The Company has purchase commitments with BI and Amgen for the manufacture and supply of Actimmune and Infergen, respectively. These commitments are comprised of a twelve month fixed purchase order that totaled $14.9 million at December 31, 2001.
13. GEOGRAPHIC SALES AND SIGNIFICANT CUSTOMERS
The Company has determined that, in accordance with statement of Financial Accounting Standards No. 131, it operates in one segment as it only reports operating results on an aggregate basis to chief operating decision makers of the Company.

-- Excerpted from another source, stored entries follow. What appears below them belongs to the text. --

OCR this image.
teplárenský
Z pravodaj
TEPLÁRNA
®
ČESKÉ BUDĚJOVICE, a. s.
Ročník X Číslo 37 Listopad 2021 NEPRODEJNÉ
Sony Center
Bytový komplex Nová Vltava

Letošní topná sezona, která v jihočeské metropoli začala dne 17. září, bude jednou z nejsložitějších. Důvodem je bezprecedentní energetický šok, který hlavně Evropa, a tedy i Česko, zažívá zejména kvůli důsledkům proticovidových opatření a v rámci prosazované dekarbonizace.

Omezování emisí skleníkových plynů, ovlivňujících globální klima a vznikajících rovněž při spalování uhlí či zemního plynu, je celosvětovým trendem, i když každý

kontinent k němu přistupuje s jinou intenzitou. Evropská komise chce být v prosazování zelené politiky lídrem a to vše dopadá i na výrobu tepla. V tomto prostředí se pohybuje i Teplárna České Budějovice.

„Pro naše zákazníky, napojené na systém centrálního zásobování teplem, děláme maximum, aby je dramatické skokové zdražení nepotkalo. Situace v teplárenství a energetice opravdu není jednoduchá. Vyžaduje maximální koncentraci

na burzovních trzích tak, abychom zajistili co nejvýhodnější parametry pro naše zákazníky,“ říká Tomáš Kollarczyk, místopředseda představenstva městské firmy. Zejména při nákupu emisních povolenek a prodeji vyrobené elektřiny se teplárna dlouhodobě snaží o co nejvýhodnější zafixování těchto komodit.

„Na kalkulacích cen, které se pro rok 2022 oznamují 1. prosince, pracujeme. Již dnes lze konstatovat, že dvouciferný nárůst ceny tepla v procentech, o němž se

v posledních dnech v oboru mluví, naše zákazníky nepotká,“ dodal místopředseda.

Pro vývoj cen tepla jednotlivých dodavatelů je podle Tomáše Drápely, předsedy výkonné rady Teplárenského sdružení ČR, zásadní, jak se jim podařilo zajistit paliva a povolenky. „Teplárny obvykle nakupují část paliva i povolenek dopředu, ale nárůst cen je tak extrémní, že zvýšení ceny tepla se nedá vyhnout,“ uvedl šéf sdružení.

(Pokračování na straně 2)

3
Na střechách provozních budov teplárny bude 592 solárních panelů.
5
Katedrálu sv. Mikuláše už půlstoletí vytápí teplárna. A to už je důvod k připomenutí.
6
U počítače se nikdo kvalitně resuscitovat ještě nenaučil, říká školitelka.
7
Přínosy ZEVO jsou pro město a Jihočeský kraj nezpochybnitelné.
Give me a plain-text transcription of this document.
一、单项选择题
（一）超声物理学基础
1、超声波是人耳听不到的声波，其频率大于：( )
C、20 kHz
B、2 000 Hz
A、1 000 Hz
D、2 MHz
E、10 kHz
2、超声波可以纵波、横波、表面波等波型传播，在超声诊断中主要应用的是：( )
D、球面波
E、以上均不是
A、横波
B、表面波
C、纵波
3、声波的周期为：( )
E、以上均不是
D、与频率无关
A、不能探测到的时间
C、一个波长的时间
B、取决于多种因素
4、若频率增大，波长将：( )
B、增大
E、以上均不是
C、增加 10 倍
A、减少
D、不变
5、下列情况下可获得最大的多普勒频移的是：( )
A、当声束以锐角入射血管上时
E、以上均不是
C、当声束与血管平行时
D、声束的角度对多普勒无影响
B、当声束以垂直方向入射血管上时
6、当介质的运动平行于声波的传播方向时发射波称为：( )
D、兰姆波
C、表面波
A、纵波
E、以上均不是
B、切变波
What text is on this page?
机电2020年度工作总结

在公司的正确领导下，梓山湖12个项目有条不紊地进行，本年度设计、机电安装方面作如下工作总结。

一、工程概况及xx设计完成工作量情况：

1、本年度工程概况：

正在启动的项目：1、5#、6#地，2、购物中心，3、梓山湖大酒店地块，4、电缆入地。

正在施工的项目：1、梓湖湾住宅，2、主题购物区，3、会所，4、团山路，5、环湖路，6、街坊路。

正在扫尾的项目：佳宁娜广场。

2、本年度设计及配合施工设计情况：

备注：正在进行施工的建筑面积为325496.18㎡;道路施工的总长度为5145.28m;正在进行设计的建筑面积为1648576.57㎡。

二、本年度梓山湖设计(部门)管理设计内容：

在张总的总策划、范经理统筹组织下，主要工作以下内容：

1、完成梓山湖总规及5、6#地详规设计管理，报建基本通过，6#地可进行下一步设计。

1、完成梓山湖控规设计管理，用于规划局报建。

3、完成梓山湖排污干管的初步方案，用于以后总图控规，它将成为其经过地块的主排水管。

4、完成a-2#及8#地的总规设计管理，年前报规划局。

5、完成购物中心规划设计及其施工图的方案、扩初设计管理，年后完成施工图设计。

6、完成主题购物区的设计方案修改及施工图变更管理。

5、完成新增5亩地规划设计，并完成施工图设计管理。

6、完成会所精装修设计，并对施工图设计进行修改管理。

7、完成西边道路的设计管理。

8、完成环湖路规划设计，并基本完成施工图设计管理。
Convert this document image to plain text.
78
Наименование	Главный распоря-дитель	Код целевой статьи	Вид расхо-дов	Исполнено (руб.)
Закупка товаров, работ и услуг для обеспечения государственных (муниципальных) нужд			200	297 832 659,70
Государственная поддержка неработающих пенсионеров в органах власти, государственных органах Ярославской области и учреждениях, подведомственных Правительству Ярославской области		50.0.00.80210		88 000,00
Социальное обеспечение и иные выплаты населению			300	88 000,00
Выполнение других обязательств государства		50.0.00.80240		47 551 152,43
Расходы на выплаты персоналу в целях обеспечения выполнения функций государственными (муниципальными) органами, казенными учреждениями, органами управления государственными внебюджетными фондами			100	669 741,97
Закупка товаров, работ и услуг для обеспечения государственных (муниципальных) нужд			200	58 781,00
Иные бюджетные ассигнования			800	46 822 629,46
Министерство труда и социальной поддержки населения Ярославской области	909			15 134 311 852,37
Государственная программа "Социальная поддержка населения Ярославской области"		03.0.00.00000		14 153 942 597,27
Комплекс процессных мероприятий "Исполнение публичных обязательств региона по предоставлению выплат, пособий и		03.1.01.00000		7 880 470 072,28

The Company currently markets Actimmune in the United States for the treatment of chronic granulomatous disease and severe, malignant osteopetrosis, Amphotec worldwide for invasive aspergillosis and Infergen in the United States and Canada for Hepatitis C.
The Company's product sales by region for the year ended December 31, 2001 are as follows (in thousands):
|
2001 |
||
---|---|---|---|
United States | $ | 37,838 | |
Rest of world | 2,113 | ||
Totals | $ | 39,951 | |
All sales in 2000 and 1999 were in the United States.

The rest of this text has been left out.